つまりちょっと遠出しなきゃいけないという事だ。
目指すは北……俺達のいるここら一帯よりも人口過密で、都市国家同士の戦争が盛んに行われている地方である。
ところでここで一つ“方位”に関して説明しておかねばならない事がある。
この世界では(というか俺達が今現在把握している範囲内では)北に行くほど暖かく、南に行くほど寒い。
つまりここは南半球という事になる(もちろん世界が球形の惑星だと仮定すればだ)。
ちなみに俺達の住む地域と北の戦争が盛んな地域とは、大きな山脈によって隔てられている。
だから戦乱の余波がここまで及んで来る事も無いという訳だ。
俺は二、三人の供を連れて北へと旅立った。
そう言えば初めて旅立った時も北を目指したっけ……懐かしいものだ。
あの時は自分の村の周りがどうなっているのかを探るためだった。
それで亜里亜や刈谷や水野……それに栗田や馬場の存在を知った。
もう二百年も前の事だ……。
※
北を目指す俺達は途中、亜里亜の国に立ち寄った。
「士苑さん!いらっしゃい」
「やぁ、亜里亜。久しぶり」
亜里亜は俺達を歓迎してくれた。
事前に知らせた訳でもなく、しかも着いたのが夕刻だったのに、その晩は急きょ簡素ながら宴を催してくれたのだ。

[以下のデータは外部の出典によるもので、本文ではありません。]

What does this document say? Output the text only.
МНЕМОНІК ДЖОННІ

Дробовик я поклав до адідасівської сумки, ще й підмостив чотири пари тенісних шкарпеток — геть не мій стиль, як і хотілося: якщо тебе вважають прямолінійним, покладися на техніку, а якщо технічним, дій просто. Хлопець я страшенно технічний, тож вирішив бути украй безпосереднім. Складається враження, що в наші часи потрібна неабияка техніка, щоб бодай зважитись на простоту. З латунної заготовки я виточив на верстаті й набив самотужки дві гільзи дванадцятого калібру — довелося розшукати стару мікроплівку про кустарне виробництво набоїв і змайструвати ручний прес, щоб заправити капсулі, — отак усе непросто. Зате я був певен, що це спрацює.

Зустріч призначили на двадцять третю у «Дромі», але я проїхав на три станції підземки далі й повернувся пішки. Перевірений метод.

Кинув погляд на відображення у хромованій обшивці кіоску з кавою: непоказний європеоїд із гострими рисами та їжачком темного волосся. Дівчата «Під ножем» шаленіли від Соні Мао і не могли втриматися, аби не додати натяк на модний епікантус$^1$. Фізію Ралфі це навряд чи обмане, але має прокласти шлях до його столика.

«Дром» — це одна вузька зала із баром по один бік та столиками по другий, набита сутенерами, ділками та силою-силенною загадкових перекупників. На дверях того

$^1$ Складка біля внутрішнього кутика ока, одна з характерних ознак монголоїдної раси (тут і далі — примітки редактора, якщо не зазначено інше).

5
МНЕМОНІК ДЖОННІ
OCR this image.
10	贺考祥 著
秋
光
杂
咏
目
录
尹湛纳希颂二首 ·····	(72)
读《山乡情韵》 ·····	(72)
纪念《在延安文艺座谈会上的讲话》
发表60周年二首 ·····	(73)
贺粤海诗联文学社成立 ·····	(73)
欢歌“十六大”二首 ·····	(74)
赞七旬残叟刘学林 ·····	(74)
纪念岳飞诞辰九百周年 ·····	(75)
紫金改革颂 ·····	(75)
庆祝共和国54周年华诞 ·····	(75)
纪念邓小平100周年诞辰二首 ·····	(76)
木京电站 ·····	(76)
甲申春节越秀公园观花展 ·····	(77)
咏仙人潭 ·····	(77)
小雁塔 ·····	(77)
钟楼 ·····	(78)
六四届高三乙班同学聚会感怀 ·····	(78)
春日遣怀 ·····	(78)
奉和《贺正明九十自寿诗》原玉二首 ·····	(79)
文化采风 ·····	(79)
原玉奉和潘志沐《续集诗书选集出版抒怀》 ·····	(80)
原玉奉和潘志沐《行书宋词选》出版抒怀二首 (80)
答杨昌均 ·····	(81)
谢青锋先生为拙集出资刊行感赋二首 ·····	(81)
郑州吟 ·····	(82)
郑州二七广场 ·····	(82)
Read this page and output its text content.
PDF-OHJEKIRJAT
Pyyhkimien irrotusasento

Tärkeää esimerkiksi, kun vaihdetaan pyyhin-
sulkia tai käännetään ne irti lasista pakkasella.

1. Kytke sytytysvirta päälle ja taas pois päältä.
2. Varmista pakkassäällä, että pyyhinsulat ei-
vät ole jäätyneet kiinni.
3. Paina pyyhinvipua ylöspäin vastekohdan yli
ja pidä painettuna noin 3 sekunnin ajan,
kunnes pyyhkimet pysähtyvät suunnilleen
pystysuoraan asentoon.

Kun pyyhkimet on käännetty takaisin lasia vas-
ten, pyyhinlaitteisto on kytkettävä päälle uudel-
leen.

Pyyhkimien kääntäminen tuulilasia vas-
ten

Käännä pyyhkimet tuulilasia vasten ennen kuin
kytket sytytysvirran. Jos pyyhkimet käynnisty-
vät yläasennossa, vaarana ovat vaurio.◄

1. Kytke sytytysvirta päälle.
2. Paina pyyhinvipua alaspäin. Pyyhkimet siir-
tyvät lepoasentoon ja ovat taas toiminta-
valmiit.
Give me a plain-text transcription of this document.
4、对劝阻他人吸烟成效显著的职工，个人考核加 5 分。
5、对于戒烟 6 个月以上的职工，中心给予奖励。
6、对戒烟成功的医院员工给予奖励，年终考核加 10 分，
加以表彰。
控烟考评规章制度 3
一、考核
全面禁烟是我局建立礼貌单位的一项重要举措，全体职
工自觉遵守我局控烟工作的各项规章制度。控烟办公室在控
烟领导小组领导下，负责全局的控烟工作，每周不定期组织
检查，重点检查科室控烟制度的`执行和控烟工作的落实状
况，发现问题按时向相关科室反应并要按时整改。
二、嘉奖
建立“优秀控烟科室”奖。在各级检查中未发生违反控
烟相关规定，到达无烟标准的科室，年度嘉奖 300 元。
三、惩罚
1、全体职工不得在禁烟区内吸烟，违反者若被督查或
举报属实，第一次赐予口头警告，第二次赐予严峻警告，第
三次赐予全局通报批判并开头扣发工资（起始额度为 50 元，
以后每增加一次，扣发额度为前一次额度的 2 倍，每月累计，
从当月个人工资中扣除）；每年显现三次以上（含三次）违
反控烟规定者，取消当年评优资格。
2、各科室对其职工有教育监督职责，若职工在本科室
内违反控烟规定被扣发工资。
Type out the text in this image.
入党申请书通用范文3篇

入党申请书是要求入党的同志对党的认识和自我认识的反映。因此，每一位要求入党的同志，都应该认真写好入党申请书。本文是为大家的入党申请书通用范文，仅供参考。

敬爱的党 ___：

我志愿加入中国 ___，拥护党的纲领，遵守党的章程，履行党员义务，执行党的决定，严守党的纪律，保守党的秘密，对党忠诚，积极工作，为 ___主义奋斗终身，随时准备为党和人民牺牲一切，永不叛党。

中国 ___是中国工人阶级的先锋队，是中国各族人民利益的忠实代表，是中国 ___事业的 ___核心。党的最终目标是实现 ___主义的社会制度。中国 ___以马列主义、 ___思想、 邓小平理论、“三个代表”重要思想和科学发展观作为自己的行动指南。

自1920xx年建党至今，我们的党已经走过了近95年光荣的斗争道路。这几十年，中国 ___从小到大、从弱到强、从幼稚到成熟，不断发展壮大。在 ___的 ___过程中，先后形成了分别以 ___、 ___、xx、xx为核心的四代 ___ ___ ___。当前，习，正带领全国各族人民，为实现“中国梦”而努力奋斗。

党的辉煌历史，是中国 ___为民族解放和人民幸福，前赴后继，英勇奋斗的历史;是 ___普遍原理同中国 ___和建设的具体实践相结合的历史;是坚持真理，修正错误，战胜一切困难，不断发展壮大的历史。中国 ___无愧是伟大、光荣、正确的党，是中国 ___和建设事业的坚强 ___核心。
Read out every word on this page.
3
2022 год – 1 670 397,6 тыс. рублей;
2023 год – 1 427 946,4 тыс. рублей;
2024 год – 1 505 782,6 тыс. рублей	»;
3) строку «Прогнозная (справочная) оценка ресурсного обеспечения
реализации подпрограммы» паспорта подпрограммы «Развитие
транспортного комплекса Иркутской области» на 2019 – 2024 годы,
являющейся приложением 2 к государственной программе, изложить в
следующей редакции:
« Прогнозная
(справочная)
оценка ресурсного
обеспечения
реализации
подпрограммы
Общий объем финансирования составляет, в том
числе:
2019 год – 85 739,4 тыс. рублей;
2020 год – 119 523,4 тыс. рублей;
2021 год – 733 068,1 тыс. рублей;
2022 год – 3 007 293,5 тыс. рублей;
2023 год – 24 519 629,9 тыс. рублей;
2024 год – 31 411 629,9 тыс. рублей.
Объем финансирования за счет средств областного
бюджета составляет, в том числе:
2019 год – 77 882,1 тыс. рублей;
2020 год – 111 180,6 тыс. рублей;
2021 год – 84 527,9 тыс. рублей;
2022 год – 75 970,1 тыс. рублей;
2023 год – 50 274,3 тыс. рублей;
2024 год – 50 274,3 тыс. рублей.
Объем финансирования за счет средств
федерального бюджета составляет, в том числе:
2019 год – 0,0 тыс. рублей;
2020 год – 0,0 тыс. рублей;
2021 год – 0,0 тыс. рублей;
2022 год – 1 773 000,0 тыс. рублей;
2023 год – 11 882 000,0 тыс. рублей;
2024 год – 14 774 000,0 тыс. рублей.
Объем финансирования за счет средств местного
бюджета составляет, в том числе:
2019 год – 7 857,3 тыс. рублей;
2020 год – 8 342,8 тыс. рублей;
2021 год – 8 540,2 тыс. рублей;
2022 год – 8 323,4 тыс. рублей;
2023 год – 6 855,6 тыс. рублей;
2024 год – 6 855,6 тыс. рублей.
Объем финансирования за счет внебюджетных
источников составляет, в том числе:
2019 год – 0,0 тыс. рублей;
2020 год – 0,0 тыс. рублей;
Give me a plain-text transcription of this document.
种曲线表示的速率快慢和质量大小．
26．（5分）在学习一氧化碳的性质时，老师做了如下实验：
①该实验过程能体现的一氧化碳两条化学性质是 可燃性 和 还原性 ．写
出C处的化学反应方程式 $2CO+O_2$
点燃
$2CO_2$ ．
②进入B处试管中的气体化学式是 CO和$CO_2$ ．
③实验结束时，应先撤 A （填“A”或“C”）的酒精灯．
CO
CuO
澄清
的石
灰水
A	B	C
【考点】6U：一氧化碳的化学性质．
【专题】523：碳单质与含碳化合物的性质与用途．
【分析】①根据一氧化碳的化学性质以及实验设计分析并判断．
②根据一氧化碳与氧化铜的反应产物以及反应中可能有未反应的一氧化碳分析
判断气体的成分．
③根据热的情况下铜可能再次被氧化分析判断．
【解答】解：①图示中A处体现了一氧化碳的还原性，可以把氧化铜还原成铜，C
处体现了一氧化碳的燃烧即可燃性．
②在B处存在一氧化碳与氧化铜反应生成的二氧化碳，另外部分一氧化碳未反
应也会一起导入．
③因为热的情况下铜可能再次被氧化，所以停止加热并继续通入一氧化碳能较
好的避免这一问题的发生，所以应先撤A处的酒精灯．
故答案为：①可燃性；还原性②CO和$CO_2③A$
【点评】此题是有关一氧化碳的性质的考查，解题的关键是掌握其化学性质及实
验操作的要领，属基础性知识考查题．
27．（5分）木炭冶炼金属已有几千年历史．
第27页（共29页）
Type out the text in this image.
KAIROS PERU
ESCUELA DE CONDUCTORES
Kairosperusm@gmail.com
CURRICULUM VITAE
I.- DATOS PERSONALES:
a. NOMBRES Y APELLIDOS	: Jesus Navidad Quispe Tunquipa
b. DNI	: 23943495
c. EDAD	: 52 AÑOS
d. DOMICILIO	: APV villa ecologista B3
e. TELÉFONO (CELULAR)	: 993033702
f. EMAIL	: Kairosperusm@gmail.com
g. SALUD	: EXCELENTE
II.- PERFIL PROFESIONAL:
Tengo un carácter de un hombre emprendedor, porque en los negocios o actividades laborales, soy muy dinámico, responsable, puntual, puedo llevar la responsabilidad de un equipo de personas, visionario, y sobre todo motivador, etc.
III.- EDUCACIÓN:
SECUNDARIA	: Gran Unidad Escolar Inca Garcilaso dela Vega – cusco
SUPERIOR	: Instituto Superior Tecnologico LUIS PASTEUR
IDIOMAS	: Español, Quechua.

「……へぇ~、軍隊作りの手本にするために北の山の向こうの街に視察に行くんですかぁ……!」
「ああ、往復と滞在で約一ヶ月って所かな……長いこと自分の国を空ける事になっちゃうけど、やっぱ直接この目で見て学びたいと思ってね」
「なるほどぉ~、やっぱり士苑さんですねぇ。誰か適当な信頼出来る人を派遣すれば済む話なのに、いちいち自分で出向く……さすがです!」
「……ほ、ほめ言葉として受け取っておくよ……」
「ところで留守中、国政の方はどうするんですか?」
「それこそ信頼出来る連中に任せて来たよ。今のところ内外に深刻な問題は起きてないし、俺がいない間に何かあってもある程度は彼らが自分で判断して対応出来るようにしてあるからね。……あ、くれぐれも俺の不在中に攻め落とそうなんて考えるなよ?」
「あはははは……そんな事しませんって。士苑さんの国、何気に守り固そうですもん。むしろ懸念すべきは内部からのクーデターとかじゃないですか? ほら、王様の長期不在中に反抗心を抱く勢力が決起して国を制圧……な~んて良くある話だと思いません?」
「……し、失礼な!俺はそんな不興を買うような事はしてないぞ?」
「まあ、もし士苑さんが国を逐われた時は私の所で面倒見てあげますよ」
「そいつぁどうも、ご恩情痛み入ります亜里亜様……」
「あはは……冗談ですよ、冗談♪ そんなにむくれないでください」
そう言って亜里亜は笑った。
※
翌朝、俺達は身支度を整えて発とうとしていた……。
だが亜里亜の姿がどこにも見当たらない。
見送りにぐらい来てくれると思っていたんだが……まあ良いか。
俺は供の三人に声を掛けた。
「じゃあ、行こうか……」
「はい、シオン様」
その時だった。
「まってぇ~!士苑さぁ~ん!」
背後から亜里亜の声がした。
俺は振り返る。
「……って、お前! 何なんだ、その出で立ちは!?」
俺の前に現れた亜里亜は旅姿だったのだ。
それだけではない、荷物を抱えた三十人前後から成る男女の集団も後から付いて来るではないか。
「何って……私も士苑さん達の旅に同行させてもらおうかなぁ~……な~んて……?」
「何で疑問形なんだよ!? ていうか後ろの集団は何だ!?」
「身の回りの世話をする侍女達、警護の戦士達、料理人、理容師、あと交易目的の商人、あと、あと……」
「……OK、解った。もう良いよ……」
こうして、図らずも“一大使節団”と化した俺たち旅の一行は、再び北を目指して旅立ったのであった……。